Wardrobe for the Bride

A good boy lives in Sheru’s  neighbourhood. He is getting married shortly. The house is being renovated. Carpenters, masons, electricians and plumbers work round-the- clock to prepare it for the new inhabitant.

The good boy is happy.

He does not know that his smile is about to be wiped off.

If he has decided to peena zahar, what can Sheru do?

The other day, Sheru overheard a conversation between the boy and his mother, who is raring to play the typical Kashmiri saas.

“Mom, there is a problem. There is no wardrobe in my room, and you are averse to pushing nails into walls for hanging clothes. Where will I keep my clothes after marriage?”

The saas-in-the making was not moved.  But the boy had a valid point. Sheru started to take interest in the conversation.

The boy was not coming to the most important point, rather, he was not playing the most important card, and the mother was just taking him lightly. The boy was about to lose the battle when Sheru intervened.

The boy and his wife will remain thankful to Sheru for all times to come.

“Look here, you can keep your clothes anywhere, even in the bin. But, what about the bride?  She needs some place to keep her clothes. She will be coming with a truckload of them, stitched and unstitched.  And a bride has to change her dress two to three times a day, especially in the first seven days.  She cannot open her suitcases every time. So mom, you have to go for a wardrobe.”

The mom gave Sheru a scornful look, but, as people know, Sheru does not care. And in this case, Sheru was not her bahu.

The boy felt relieved.

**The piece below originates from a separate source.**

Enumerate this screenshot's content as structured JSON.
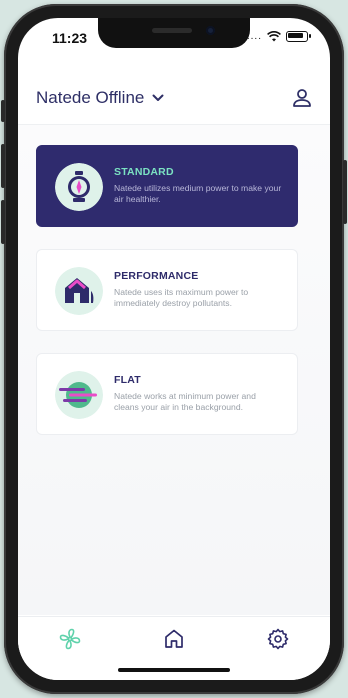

The husband-to-be had just received a most important lesson – respect your mother; obey your mother, but fight for the rights of your wife.

Now, Sheru does not like to be disturbed when he goes to sleep after sehri.  And the thak thak from the neighbour’s house had become so annoying that he rushed out of his house to give the erring hamsaya  a piece of his mind.

But Sheru was pulled up short. The carpenter had come and was making a wardrobe.

The boy looked at Sheru, and winked. Sheru winked back.

The mom smiled. But there was something fishy about that smile.

The boy is in for some real trouble, Sheru thought.

Sheru prayed he is there to help when the storm breaks.